Festen par toma Uberwenig
Après Les Idiots, on était en droit de se demander ce qu'allait devenir la charte de chasteté cinématographique sobrement appelée Dogma 95.
(rappel : pas d'éclairage autre que la lumière naturelle, pas de son ajoutés, tout en prise directe, pas de tricherie en post production... en gros)
Lars Von Trier avait donné dans l'excès de rigueur et offert un film subtil et étonnamment profond, mais bien entendu pas au goût de tous, véhiculant aussi bien tendresse que malaise, tour à tour sensible et violent, passionnant et hermétique.
La réponse qu'offre Thomas Vintenberg semble être "Roooh, allez, merde, on est pas à l'armée, quoi!".
Ce qui n'est pas au goût de Lars Von Grinch, évidemment, mais ceci est une autre histoire.
Focalisons plutôt sur cet excellent et improbable Festen.
A l'anniversaire de son père, et en présence de toute la richissime famille de ce dernier, Michael décide d'exhumer quelques squelettes du placard via un discours qui donne du piquant à cette fête d'anniversaire.
Le ton est donné, cette comédie sera sombre, acide, sans compromis.
Michael se heurtera au déni de la famille, de sa propre soeur, mais trouvera malgré tout la force de continuer à travers le soutien du "petit personnel", notamment le cuistot, son ami d'enfance, ainsi que d'une jolie femme de chambre, amour de jeunesse.
Car oui, Festen est une digue Down the Memory Lane, where no stone is left untouched.
Donc Festen est plus "narratif" que son grand frère, plus léger aussi.
Vintenberg s'amuse même à détourner le sacrosaint Dogme en s'accordant le luxe d'un effet spécial, de quelques ralentis, et d'une séquence générique "habillée", tout fait bien entendu "à l'os", du générique filmé à travers de l'eau pour y insuffler du mouvement, à la belle scène surréaliste éclairée au briquet.

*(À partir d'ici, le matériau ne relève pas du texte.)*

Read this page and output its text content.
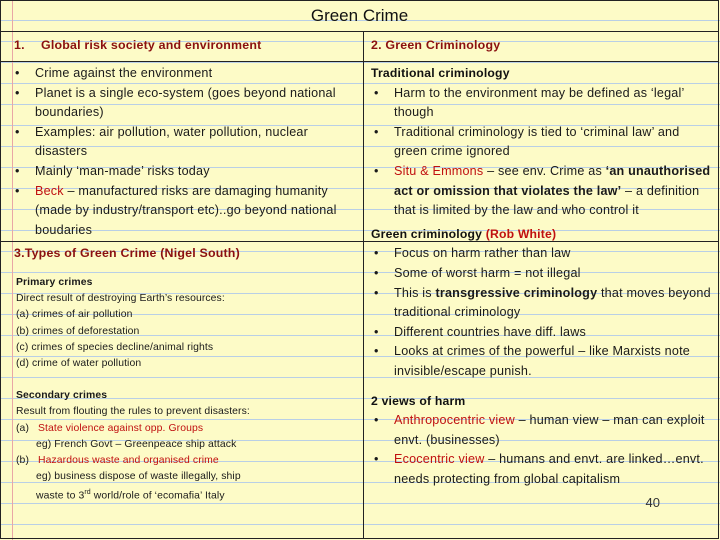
Green Crime
1. Global risk society and environment	2. Green Criminology
• Crime against the environment
• Planet is a single eco-system (goes beyond national boundaries)
• Examples: air pollution, water pollution, nuclear disasters
• Mainly ‘man-made’ risks today
• Beck – manufactured risks are damaging humanity (made by industry/transport etc)..go beyond national boudaries

Traditional criminology

• Harm to the environment may be defined as ‘legal’ though
• Traditional criminology is tied to ‘criminal law’ and green crime ignored
• Situ & Emmons – see env. Crime as ‘an unauthorised act or omission that violates the law’ – a definition that is limited by the law and who control it

Green criminology (Rob White)

• Focus on harm rather than law
• Some of worst harm = not illegal
• This is transgressive criminology that moves beyond traditional criminology
• Different countries have diff. laws
• Looks at crimes of the powerful – like Marxists note invisible/escape punish.

2 views of harm

• Anthropocentric view – human view – man can exploit envt. (businesses)
• Ecocentric view – humans and envt. are linked…envt. needs protecting from global capitalism
3.Types of Green Crime (Nigel South)

Primary crimes

Direct result of destroying Earth’s resources:

(a) crimes of air pollution

(b) crimes of deforestation

(c) crimes of species decline/animal rights

(d) crime of water pollution

Secondary crimes

Result from flouting the rules to prevent disasters:

(a) State violence against opp. Groups

eg) French Govt – Greenpeace ship attack

(b) Hazardous waste and organised crime

eg) business dispose of waste illegally, ship

waste to 3rd world/role of ‘ecomafia’ Italy	40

Il triche à peine, donc, pour un résultat des plus satisfaisant.
Car où est l'intérêt de poser des règles, sinon dans l'ingéniosité que l'on va devoir déployer pour les détourner ?
Là où l'intérêt des Idiots était de voir l'intensité dramatique, le propos émerger des marges, des interstices, et prendre le dessus malgré l'austérité de l'ensemble, Festen raconte une histoire de façon traditionnelle, en se pliant malgré tout aux limitations formelles imposée par le Dogma, et s'en tire avec les honneurs.
On rit, on angoisse, on vit ce film qui compense sa sobriété formelle par un violence dans le propos et un jeu de caméra immersif.
Les acteurs sont excellents, et le coté "caméra mouvante" nous implique nous aussi au sein de cette réunion de famille des plus tendues.
Reste que je suis assez content que ce Dogme n'ait pas fait trop école, et ne soit pas devenu un gimmick systématique de jeunes cinéastes en mal d'inspiration croyant recréer le medium en se scotchant un bras dans le dos.
Et je suis content que Lars Von Trier soit revenu à ses amours de jeunesse, à savoir croiser Tarkovski, Lynch et Selby Jr.